5. Разработать экспериментальные методы изменения уровня микссплоидии клеточных популяций.

6. Исследовать связь уровня миксоплоидии с репродуктивными признаками} растений: а) завязываемостью семян апозиготическим способом (партеногенез); б) временем вступления растений в фазу цветения; в) формированием различных типов цветоносных побегов растениями ("цветущие", "упрямцы", "холостяки"); г;) вариацией числа цветков в частных соцветиях у свеклы.

Научная новизна. Впервые показано, что инбридинг приводит к повышению уровня миксоплоидии, а гибридизация (свободное опыление) - к ее снижению. Линии склонные к партеногенетическому завязыванию семян (апозиготия) имеют более высокий уровень миксоплоидности клеточных популяций, чем линии, размножающиеся путем перекрестного оплодотворения. Впервые показано, что эпимутаген 5-азацитидин снижает уровень миксоплоидности клеточных популяций у растений сахарной свеклы.

Практическая ценность. В работе показана связь признаков клеточного уровня с репродуктивными признаками растений. Разработан метод повышения доли гамет с соматическим числом хромосом. Экспериментально повышая миксоплоидность клеточных популяций можно получать растения, формирующие 2п гаметы с достаточно высокой частотой. Предложены различные способы изучения миксоплоидии. В работе также показана связь эпигенетической изменчивости, миксоплоидии с репродуктивными признаками растений: длительность периода вегетации, время вступления растения в фазу цветения и склонность растений к партеногенетическому формированию семян (апозиготия).

Апробация работы. Результаты работы докладывались на российских и международных конференциях: научно-практической конференции, посвященной 100-летию со дня рождения А.Л. Мазлумова, Рамонь, 1996; XXXVI Международной научной студенческой конференции, Новосибирск, 1998; 2-м съезде ВОГиС, Санкт-Петербург, 2000; Mendel Centenary Congress, Brno, 2000; XVIIth International Congress on Sexual plant reproduction, Lublin, 2003.

Публикации. По материалам диссертации опубликовано 13 печатных работ.

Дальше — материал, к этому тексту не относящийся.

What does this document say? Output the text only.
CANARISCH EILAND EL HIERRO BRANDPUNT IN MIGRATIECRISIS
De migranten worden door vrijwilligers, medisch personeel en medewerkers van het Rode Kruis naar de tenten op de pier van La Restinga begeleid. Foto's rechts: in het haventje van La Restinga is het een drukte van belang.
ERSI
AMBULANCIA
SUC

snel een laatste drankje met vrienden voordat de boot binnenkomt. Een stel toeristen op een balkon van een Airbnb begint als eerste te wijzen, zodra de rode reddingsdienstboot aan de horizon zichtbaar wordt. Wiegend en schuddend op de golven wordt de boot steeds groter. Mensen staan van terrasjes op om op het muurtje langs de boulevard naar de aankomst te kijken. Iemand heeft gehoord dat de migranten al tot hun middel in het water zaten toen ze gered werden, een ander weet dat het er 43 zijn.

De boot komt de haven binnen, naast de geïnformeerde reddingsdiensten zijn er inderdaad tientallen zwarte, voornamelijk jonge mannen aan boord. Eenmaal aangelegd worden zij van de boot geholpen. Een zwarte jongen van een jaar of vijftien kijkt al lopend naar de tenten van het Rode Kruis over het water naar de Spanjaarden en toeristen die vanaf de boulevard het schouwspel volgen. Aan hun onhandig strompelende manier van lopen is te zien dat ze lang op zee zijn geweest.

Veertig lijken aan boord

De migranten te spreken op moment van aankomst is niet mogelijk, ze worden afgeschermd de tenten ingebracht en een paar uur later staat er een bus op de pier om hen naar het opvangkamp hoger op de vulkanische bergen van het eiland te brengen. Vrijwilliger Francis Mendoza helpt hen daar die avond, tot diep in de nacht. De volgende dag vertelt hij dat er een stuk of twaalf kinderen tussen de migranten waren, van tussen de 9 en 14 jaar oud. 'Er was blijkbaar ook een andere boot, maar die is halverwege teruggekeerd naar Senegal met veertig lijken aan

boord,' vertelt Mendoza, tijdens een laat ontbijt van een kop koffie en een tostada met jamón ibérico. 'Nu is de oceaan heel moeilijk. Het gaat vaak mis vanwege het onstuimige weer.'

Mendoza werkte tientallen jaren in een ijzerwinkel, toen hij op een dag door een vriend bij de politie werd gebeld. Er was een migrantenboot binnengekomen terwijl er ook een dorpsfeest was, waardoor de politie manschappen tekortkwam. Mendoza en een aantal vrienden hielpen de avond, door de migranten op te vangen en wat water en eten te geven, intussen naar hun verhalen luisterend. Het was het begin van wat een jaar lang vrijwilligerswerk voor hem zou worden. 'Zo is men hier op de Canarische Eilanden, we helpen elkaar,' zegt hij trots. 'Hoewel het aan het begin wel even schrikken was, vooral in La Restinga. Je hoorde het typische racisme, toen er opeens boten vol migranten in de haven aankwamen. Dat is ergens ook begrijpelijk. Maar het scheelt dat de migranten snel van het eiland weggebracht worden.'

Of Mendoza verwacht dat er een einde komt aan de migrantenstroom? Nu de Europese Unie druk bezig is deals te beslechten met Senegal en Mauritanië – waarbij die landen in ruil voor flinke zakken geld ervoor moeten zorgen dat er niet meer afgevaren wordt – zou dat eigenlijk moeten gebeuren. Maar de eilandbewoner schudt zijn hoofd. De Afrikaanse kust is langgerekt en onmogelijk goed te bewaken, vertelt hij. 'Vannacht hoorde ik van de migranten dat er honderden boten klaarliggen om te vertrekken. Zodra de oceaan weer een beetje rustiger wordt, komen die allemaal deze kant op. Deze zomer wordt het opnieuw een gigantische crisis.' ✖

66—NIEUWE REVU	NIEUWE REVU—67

Структура и объем работы. Диссертация состоит из следующих разделов: Введение, Обзор литературы, Материалы и методы, Результаты, Обсуждение, Выводы. Работа изложена на 108 старницах машинописного текста и содержит 14| таблиц, 17 рисунков, 5 фотографий, 12 приложений. Библиографический указатель включает 125 источников.

Заключение Диссертация по теме "Генетика", Юданова, Софья Станиславовна

Выводы

Из представленных данных можно сделать следующие выводы:

1. Показано, что у диплоидных форм сахарной свеклы наблюдается широкая вариабельность по массе ДНК на ядро. Изменчивость прослеживается на разных стадиях клеточного цикла, а диапазон изменчивости зависит от исходного материала. В ходе митотического деления распределение ДНК между дочерними ядрами происходит не всегда правильно и равномерно.

2. Показано, что в клеточных популяциях сахарной свеклы имеет место многоядерность клеток. Доля одноядерных клеток варьировала от 60,7% и до 94,8%; двуядерных - от 4,9% до 34,9%; многоядерных - от 0 до 3,2% (3-6 ядер на клетку). Показано, что исследуемым материалам присущ также разный уровень миксоплоидии. Доля диплоидной фракции клеток варьировала от 54% до 78%, гаплоидной - от 6% до 30%, триплоидной - от 1% до 30%, тетраплоидной - от 2% до 12%.

3. Показано, что миксоплоидию клеточных популяций можно оценивать как путем прямого подсчета числа хромосом в клетках, так и числа хлоропластов в замыкающих клетках устьиц. С увеличением уровня гомозиготизации растений в клеточных популяциях возрастает: а) доля полиплоидных клеток и среднее число хлоропластов на клетку; б) размах изменчивости, а также доля растений, у которых распределение числа хлоропластов описывается перерассеянным распределением

4. Обработка семян колхицином приводит к росту миксоплоидии клеточных популяций, что ведет к достоверному увеличению среднего числа хлоропластов в клетках и повышению доли растений, вариация числа хлоропластов которых описывается перерассеянным типом биномиального распределения.

5. У контрольных растений второго года жизни при сохранении среднего числа хлоропластов на клетку достоверно возрастает дисперсия. У миксоплоидных растений второго года жизни (поколение Со); снижается как среднее число хлоропластов на клетку, так и дисперсия.

6. Показано, что эпимутаген 5-азацитидин приводит к достоверному снижению среднего числа хлоропластов на клетку, расширению границ варьирования этого признака и соответственно увеличению дисперсий распределений.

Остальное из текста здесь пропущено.